Der Impressionismus und die Amerikaner
28. März – 29. Juni 2014

Die Ausstellung vereinigt rund 80 Bilder, die in Europa und den USA in den Jahren zwischen 1880 und 1900 entstanden. Sie beginnt mit wichtigen Arbeiten großer Maler, die die USA verlassen hatten, wie Mary Cassatt, John Singer Sargent und James A.A. Whistler. Es geht darum aufzuzeigen, welche Rolle diese Amerikaner bei der Erforschung der Harmonie von hellen Farben und bei der Ausarbeitung neuartiger Kompositionen im Kontakt mit den französischen Impressionisten wie Claude Monet und Edgar Degas gespielt haben. Manchmal ist die Assimilierung der neuen Techniken progressiver, wie sich bei Theodore Robinson und Childe Hassam bei ihren Darstellungen von Landschaften (Giverny) und großen Städten (Paris, Boston, Chicago) zeigt. Abschließend präsentiert die Ausstellung ein Ensemble von Künstlern, die den amerikanischen Kunstmarkt  begeisterten, indem sie impressionistische Ideen auf amerikanische Themen übertrugen: raue Atlantikküste, öffentlich Parks in New York oder das Bild der amerikanischen Frau. Aus dieser offensichtlichen Verschiedenheit entsteht eine eigenständige amerikanische Strömung im Impressionismus, dessen Originalität sich so resümieren lässt: ein neues Licht für ein neues Publikum.

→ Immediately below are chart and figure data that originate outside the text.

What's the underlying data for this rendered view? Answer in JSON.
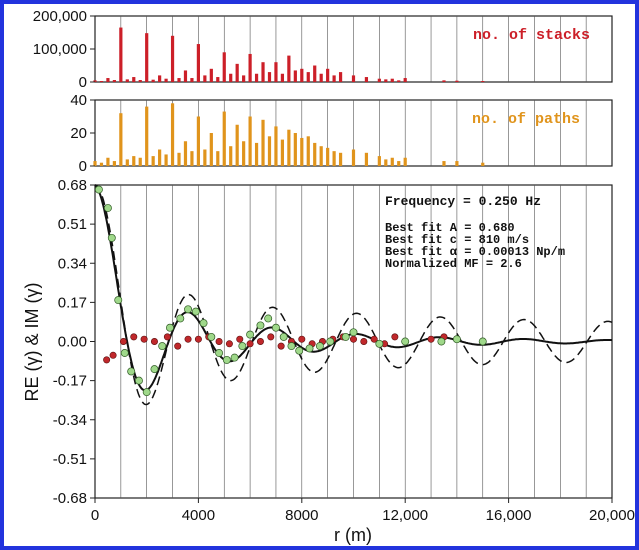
{
  "colors": {
    "frame": "#2233dd",
    "stacks": "#cc1f28",
    "paths": "#e0941c",
    "re_points": "#9fd88a",
    "im_points": "#c0282b",
    "fit": "#111111"
  },
  "chart_data": [
    {
      "id": "stacks",
      "type": "bar",
      "legend": "no. of stacks",
      "ylim": [
        0,
        200000
      ],
      "yticks": [
        "0",
        "100,000",
        "200,000"
      ],
      "x": [
        0,
        250,
        500,
        750,
        1000,
        1250,
        1500,
        1750,
        2000,
        2250,
        2500,
        2750,
        3000,
        3250,
        3500,
        3750,
        4000,
        4250,
        4500,
        4750,
        5000,
        5250,
        5500,
        5750,
        6000,
        6250,
        6500,
        6750,
        7000,
        7250,
        7500,
        7750,
        8000,
        8250,
        8500,
        8750,
        9000,
        9250,
        9500,
        10000,
        10500,
        11000,
        11250,
        11500,
        11750,
        12000,
        13500,
        14000,
        15000
      ],
      "values": [
        5000,
        3000,
        12000,
        6000,
        165000,
        8000,
        15000,
        6000,
        148000,
        7000,
        20000,
        10000,
        140000,
        12000,
        35000,
        12000,
        115000,
        20000,
        40000,
        15000,
        90000,
        25000,
        55000,
        20000,
        85000,
        25000,
        60000,
        30000,
        60000,
        25000,
        80000,
        35000,
        40000,
        30000,
        50000,
        25000,
        40000,
        20000,
        30000,
        20000,
        15000,
        10000,
        8000,
        10000,
        5000,
        12000,
        5000,
        4000,
        3000
      ]
    },
    {
      "id": "paths",
      "type": "bar",
      "legend": "no. of paths",
      "ylim": [
        0,
        40
      ],
      "yticks": [
        "0",
        "20",
        "40"
      ],
      "x": [
        0,
        250,
        500,
        750,
        1000,
        1250,
        1500,
        1750,
        2000,
        2250,
        2500,
        2750,
        3000,
        3250,
        3500,
        3750,
        4000,
        4250,
        4500,
        4750,
        5000,
        5250,
        5500,
        5750,
        6000,
        6250,
        6500,
        6750,
        7000,
        7250,
        7500,
        7750,
        8000,
        8250,
        8500,
        8750,
        9000,
        9250,
        9500,
        10000,
        10500,
        11000,
        11250,
        11500,
        11750,
        12000,
        13500,
        14000,
        15000
      ],
      "values": [
        3,
        2,
        5,
        3,
        32,
        4,
        6,
        5,
        36,
        6,
        10,
        7,
        38,
        8,
        15,
        9,
        30,
        10,
        20,
        9,
        33,
        12,
        25,
        15,
        30,
        14,
        28,
        18,
        24,
        16,
        22,
        20,
        17,
        18,
        14,
        12,
        11,
        9,
        8,
        10,
        8,
        6,
        4,
        5,
        3,
        5,
        3,
        3,
        2
      ]
    },
    {
      "id": "coherence",
      "type": "scatter",
      "ylabel": "RE (γ) & IM (γ)",
      "xlabel": "r (m)",
      "xlim": [
        0,
        20000
      ],
      "ylim": [
        -0.68,
        0.68
      ],
      "xticks": [
        "0",
        "4000",
        "8000",
        "12,000",
        "16,000",
        "20,000"
      ],
      "yticks": [
        "0.68",
        "0.51",
        "0.34",
        "0.17",
        "0.00",
        "-0.17",
        "-0.34",
        "-0.51",
        "-0.68"
      ],
      "grid_x": "vertical lines every 1000 m",
      "annotations": {
        "frequency": "Frequency = 0.250 Hz",
        "fit_a": "Best fit A = 0.680",
        "fit_c": "Best fit c = 810 m/s",
        "fit_alpha": "Best fit α = 0.00013 Np/m",
        "mf": "Normalized MF = 2.6"
      },
      "fit_params": {
        "A": 0.68,
        "c": 810,
        "alpha": 0.00013,
        "f": 0.25
      },
      "re_points": [
        [
          150,
          0.66
        ],
        [
          500,
          0.58
        ],
        [
          650,
          0.45
        ],
        [
          900,
          0.18
        ],
        [
          1150,
          -0.05
        ],
        [
          1400,
          -0.13
        ],
        [
          1700,
          -0.17
        ],
        [
          2000,
          -0.22
        ],
        [
          2300,
          -0.12
        ],
        [
          2600,
          -0.02
        ],
        [
          2900,
          0.06
        ],
        [
          3300,
          0.1
        ],
        [
          3600,
          0.14
        ],
        [
          3900,
          0.13
        ],
        [
          4200,
          0.08
        ],
        [
          4500,
          0.02
        ],
        [
          4800,
          -0.05
        ],
        [
          5100,
          -0.08
        ],
        [
          5400,
          -0.07
        ],
        [
          5700,
          -0.02
        ],
        [
          6000,
          0.03
        ],
        [
          6400,
          0.07
        ],
        [
          6700,
          0.1
        ],
        [
          7000,
          0.06
        ],
        [
          7300,
          0.02
        ],
        [
          7600,
          -0.02
        ],
        [
          7900,
          -0.04
        ],
        [
          8300,
          -0.03
        ],
        [
          8700,
          -0.02
        ],
        [
          9100,
          0.0
        ],
        [
          9700,
          0.02
        ],
        [
          10000,
          0.04
        ],
        [
          11000,
          -0.01
        ],
        [
          12000,
          0.0
        ],
        [
          13400,
          0.0
        ],
        [
          14000,
          0.01
        ],
        [
          15000,
          0.0
        ]
      ],
      "im_points": [
        [
          450,
          -0.08
        ],
        [
          700,
          -0.06
        ],
        [
          1100,
          0.0
        ],
        [
          1500,
          0.02
        ],
        [
          1900,
          0.01
        ],
        [
          2300,
          0.0
        ],
        [
          2800,
          0.02
        ],
        [
          3200,
          -0.02
        ],
        [
          3600,
          0.01
        ],
        [
          4000,
          0.01
        ],
        [
          4400,
          0.02
        ],
        [
          4800,
          0.0
        ],
        [
          5200,
          -0.01
        ],
        [
          5600,
          0.01
        ],
        [
          6000,
          -0.01
        ],
        [
          6400,
          0.0
        ],
        [
          6800,
          0.02
        ],
        [
          7200,
          -0.02
        ],
        [
          7600,
          0.0
        ],
        [
          8000,
          0.01
        ],
        [
          8400,
          -0.01
        ],
        [
          8800,
          0.0
        ],
        [
          9200,
          0.01
        ],
        [
          9600,
          0.02
        ],
        [
          10000,
          0.01
        ],
        [
          10400,
          0.0
        ],
        [
          10800,
          0.01
        ],
        [
          11200,
          -0.01
        ],
        [
          11600,
          0.02
        ],
        [
          12000,
          0.0
        ],
        [
          13000,
          0.01
        ],
        [
          13500,
          0.02
        ],
        [
          15000,
          0.0
        ]
      ]
    }
  ]
}
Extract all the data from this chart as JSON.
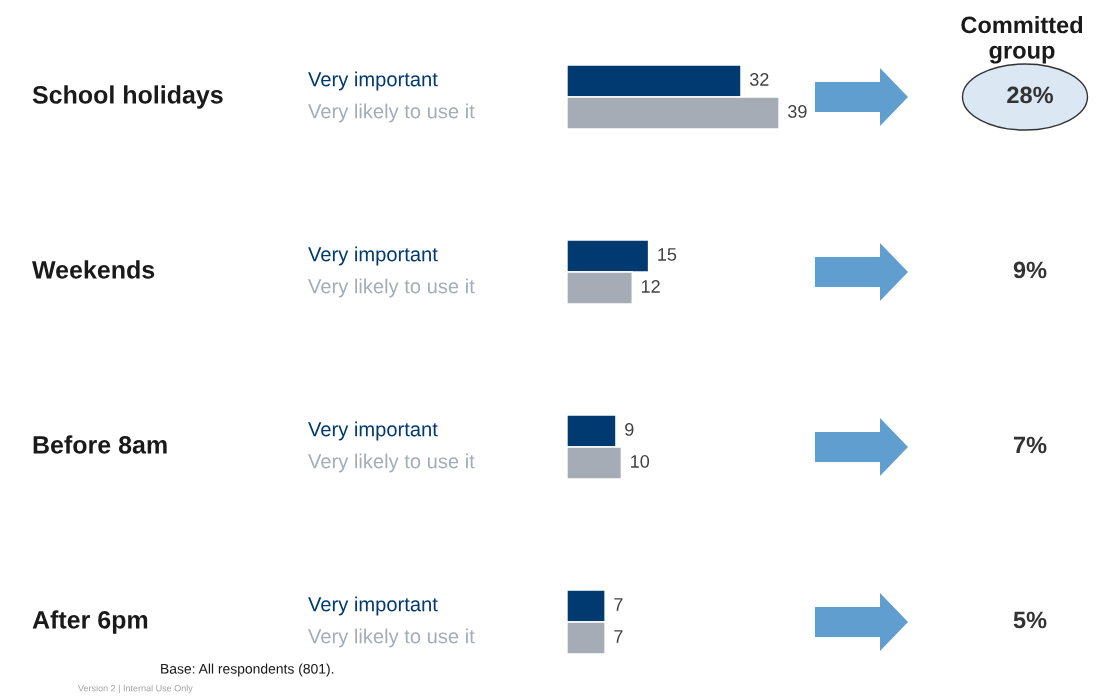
{
  "chart_data": {
    "type": "bar",
    "orientation": "horizontal",
    "categories": [
      "School holidays",
      "Weekends",
      "Before 8am",
      "After 6pm"
    ],
    "series": [
      {
        "name": "Very important",
        "color": "#003a70",
        "values": [
          32,
          15,
          9,
          7
        ]
      },
      {
        "name": "Very likely to use it",
        "color": "#a5acb5",
        "values": [
          39,
          12,
          10,
          7
        ]
      }
    ],
    "data_labels": true,
    "legend": false,
    "annotations": [
      "Committed group",
      "28%",
      "9%",
      "7%",
      "5%",
      "Base: All respondents (801).",
      "Version 2 | Internal Use Only"
    ]
  }
}
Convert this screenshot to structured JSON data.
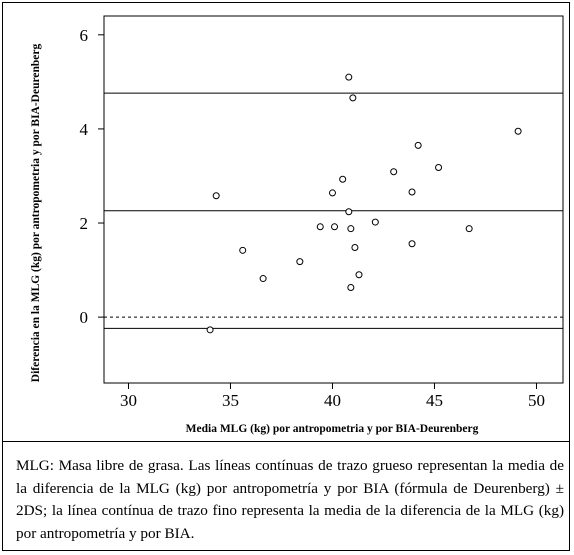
{
  "chart_data": {
    "type": "scatter",
    "title": "",
    "xlabel": "Media MLG (kg) por antropometria y por BIA-Deurenberg",
    "ylabel": "Diferencia en la MLG (kg) por antropometria y por BIA-Deurenberg",
    "xlim": [
      28.8,
      51.3
    ],
    "ylim": [
      -1.4,
      6.4
    ],
    "xticks": [
      30,
      35,
      40,
      45,
      50
    ],
    "yticks": [
      0,
      2,
      4,
      6
    ],
    "grid": false,
    "points": [
      {
        "x": 34.0,
        "y": -0.27
      },
      {
        "x": 34.3,
        "y": 2.58
      },
      {
        "x": 35.6,
        "y": 1.42
      },
      {
        "x": 36.6,
        "y": 0.82
      },
      {
        "x": 38.4,
        "y": 1.18
      },
      {
        "x": 39.4,
        "y": 1.92
      },
      {
        "x": 40.0,
        "y": 2.64
      },
      {
        "x": 40.1,
        "y": 1.92
      },
      {
        "x": 40.5,
        "y": 2.93
      },
      {
        "x": 40.8,
        "y": 2.24
      },
      {
        "x": 40.8,
        "y": 5.1
      },
      {
        "x": 40.9,
        "y": 1.88
      },
      {
        "x": 40.9,
        "y": 0.63
      },
      {
        "x": 41.0,
        "y": 4.66
      },
      {
        "x": 41.1,
        "y": 1.48
      },
      {
        "x": 41.3,
        "y": 0.9
      },
      {
        "x": 42.1,
        "y": 2.02
      },
      {
        "x": 43.0,
        "y": 3.09
      },
      {
        "x": 43.9,
        "y": 1.56
      },
      {
        "x": 43.9,
        "y": 2.66
      },
      {
        "x": 44.2,
        "y": 3.65
      },
      {
        "x": 45.2,
        "y": 3.18
      },
      {
        "x": 46.7,
        "y": 1.88
      },
      {
        "x": 49.1,
        "y": 3.95
      }
    ],
    "reference_lines": [
      {
        "y": 4.76,
        "style": "solid"
      },
      {
        "y": 2.26,
        "style": "solid"
      },
      {
        "y": -0.24,
        "style": "solid"
      },
      {
        "y": 0.0,
        "style": "dashed"
      }
    ]
  },
  "caption": "MLG: Masa libre de grasa. Las líneas contínuas de trazo grueso representan la media de la diferencia de la MLG (kg) por antropometría y por BIA (fórmula de Deurenberg) ± 2DS; la línea contínua de trazo fino representa la media de la diferencia de la MLG (kg) por antropometría y por BIA."
}
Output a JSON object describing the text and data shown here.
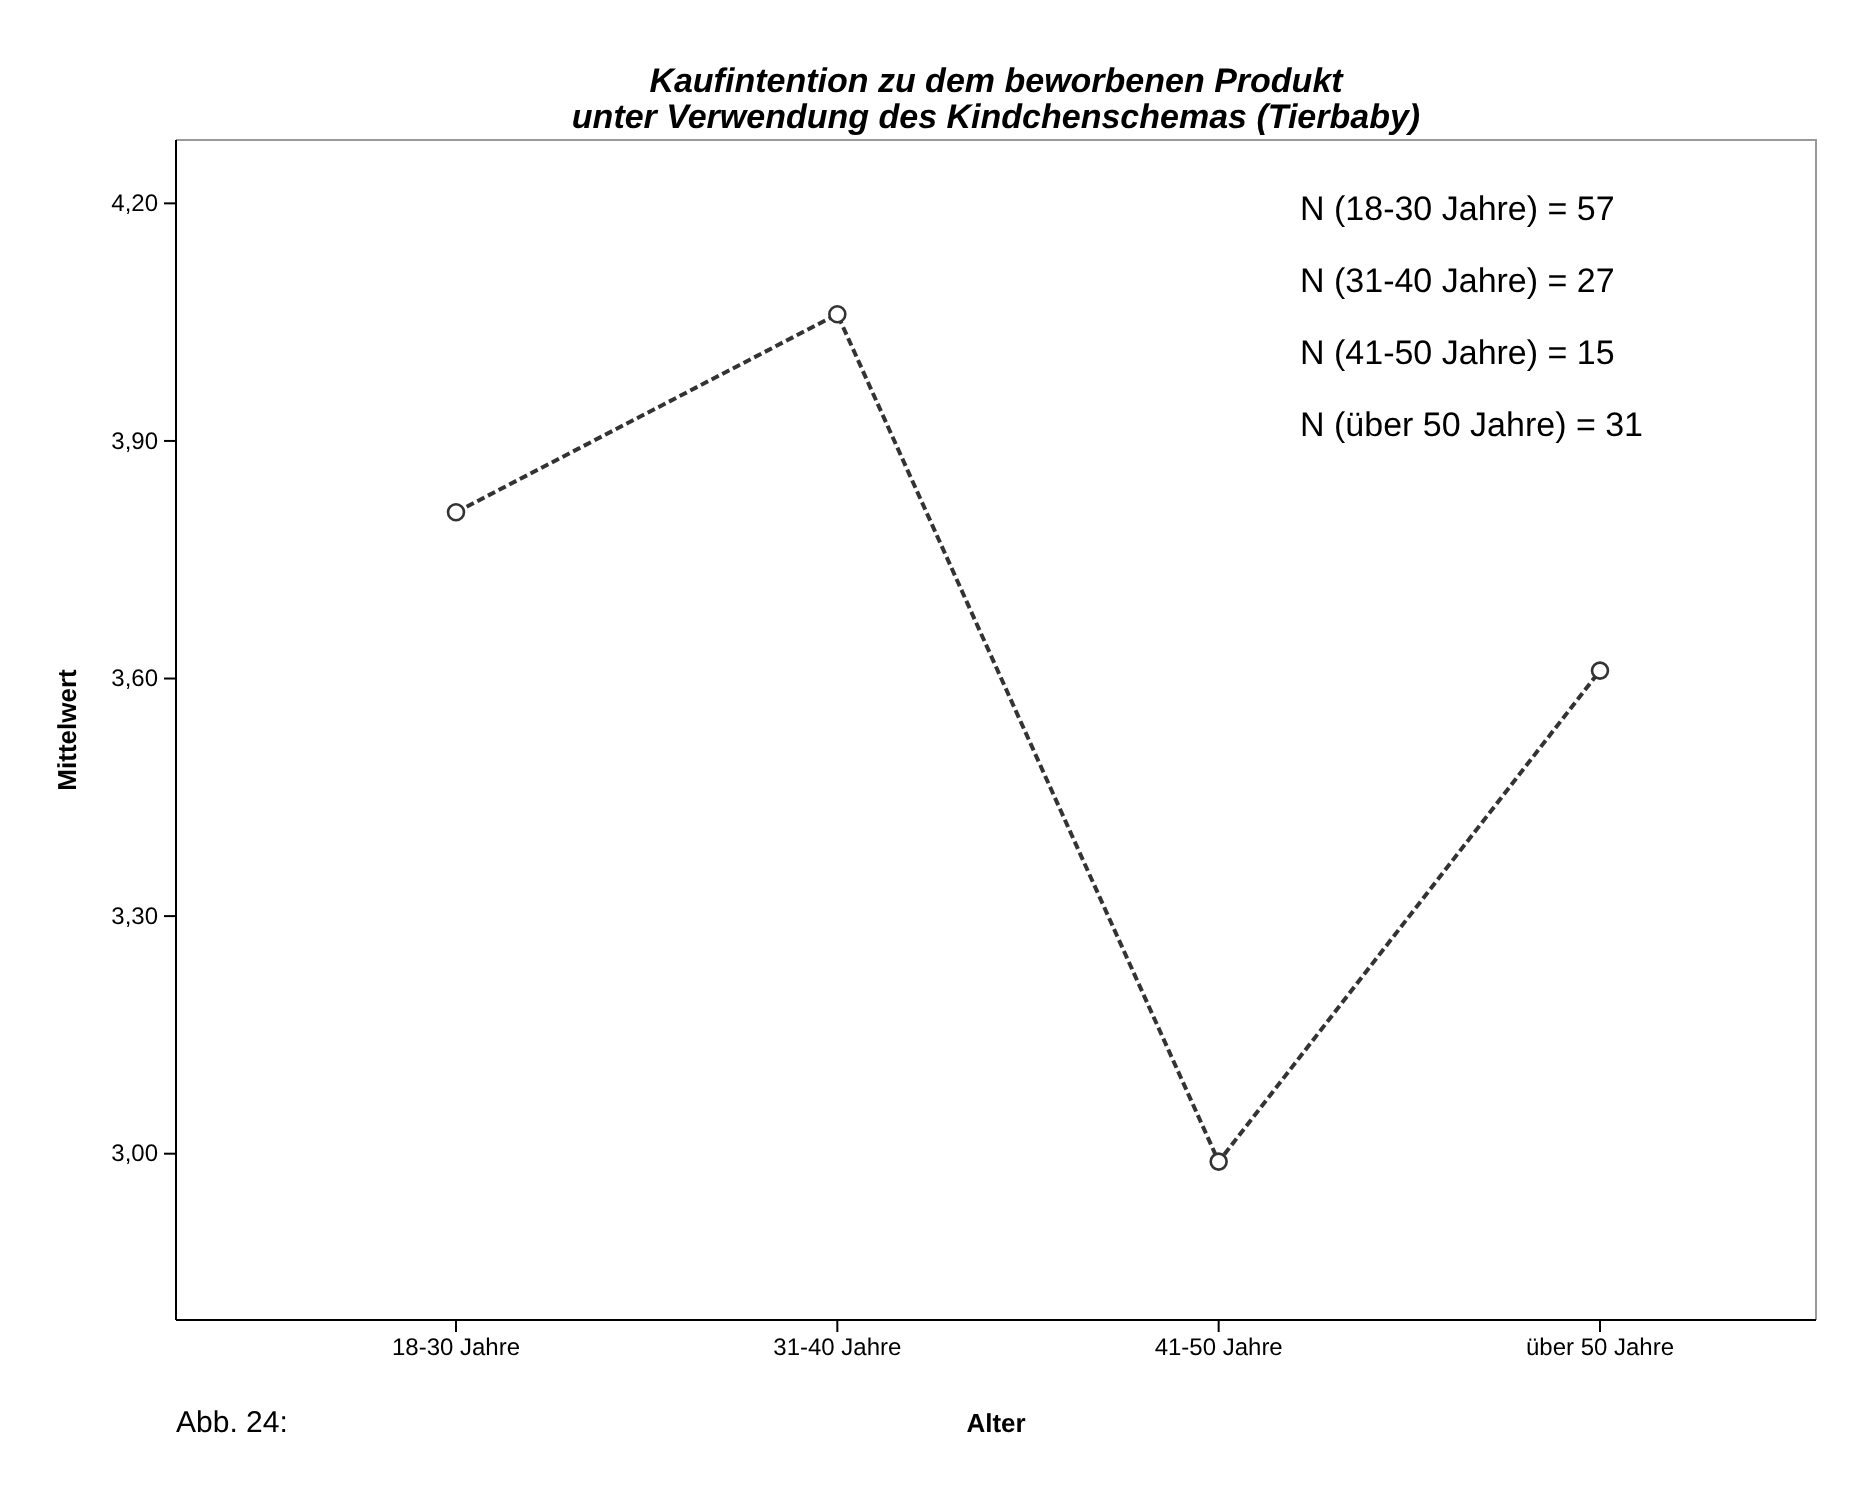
{
  "chart_data": {
    "type": "line",
    "title": "Kaufintention zu dem beworbenen Produkt\nunter Verwendung des Kindchenschemas (Tierbaby)",
    "xlabel": "Alter",
    "ylabel": "Mittelwert",
    "categories": [
      "18-30 Jahre",
      "31-40 Jahre",
      "41-50 Jahre",
      "über 50 Jahre"
    ],
    "series": [
      {
        "color": "#333333",
        "values": [
          3.81,
          4.06,
          2.99,
          3.61
        ]
      }
    ],
    "ylim": [
      2.79,
      4.28
    ],
    "yticks": [
      {
        "value": 3.0,
        "label": "3,00"
      },
      {
        "value": 3.3,
        "label": "3,30"
      },
      {
        "value": 3.6,
        "label": "3,60"
      },
      {
        "value": 3.9,
        "label": "3,90"
      },
      {
        "value": 4.2,
        "label": "4,20"
      }
    ],
    "marker": "circle",
    "line_style": "dashed",
    "grid": false,
    "annotations": [
      "N (18-30 Jahre) = 57",
      "N (31-40 Jahre) = 27",
      "N (41-50 Jahre) = 15",
      "N (über 50 Jahre) = 31",
      "Abb. 24:"
    ]
  }
}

Diese Ausstellung wird gemeinsam vom Musée des Impressionnismes Giverny und der Terra Foundation for American Art in Kollaboration mit den National Galleries of Scotland und dem Museo Thyssen-Bornemisza durchgeführt. Mit der generösen Unterstützung der Terra Foundation for American Art.
 

 

Brüssel, eine Kapitale des Impressionismus
11. Juli – 2. November 2014

Belgien erwies sich als fruchtbarer Boden und als Drehscheibe für die europäische Avantgarde. An der Wende des 19. zum 20. Jahrhundert zeigt sich hier die Kultur in voller Blüte. Die belgischen Künstler griffen die wichtigsten europäischen Tendenzen – Realismus, Naturalismus, Impressionismus, Neo-Impressionismus, Symbolismus – auf und entwickelten daraus eine eigene künstlerische Identität. Damit nehmen sie auch heute noch eine wichtige Position in der internationalen Kunstgeschichte ein. Die Ausstellung lädt dazu ein, diese Periode brodelnder künstlerischer Wallung, die insbesondere die Kreise der Brüsseler Avantgarde des 20. Jahrhunderts und der „Libre Estétique“ ergriffen hatte, näher kennen zu lernen. Dabei werden die großen künstlerischen Strömungen in Belgien herausgearbeitet: vom Realismus zum Post-Impressionismus im Laufe eines malerischen Fortschreitens, das eine Bereitschaft erkennen lässt, Realität und Licht zu sublimieren.

Diese Ausstellung wird in Kollaboration mit dem Musée d’Ixelles in Brüssel organisiert.

 

Rund um Claude Monet (Saal der Dauerausstellung)
28. März – 2. November 2014

Neben seinen temporären Ausstellungen legt das Musée des Impressionismes Giverny stets auch besonderes Augenmerk auf den Einfluss der Kunst von Claude Monet auf seine Zeitgenossen und die nachfolgenden Generationen. Ohne Vollständigkeit anstreben zu wollen, liefert diese Ausstellung eine Hommage an eine der stärksten Persönlichkeiten der französischen Kunstgeschichte. Sie unterstreicht dabei deren Wirkung in Frankreich wie im Ausland, von Sisley und der amerikanischen Künstlerkolonie in Giverny über Joan Mitchell bis hin zum japanischen Maler Hiramatsu Reiji.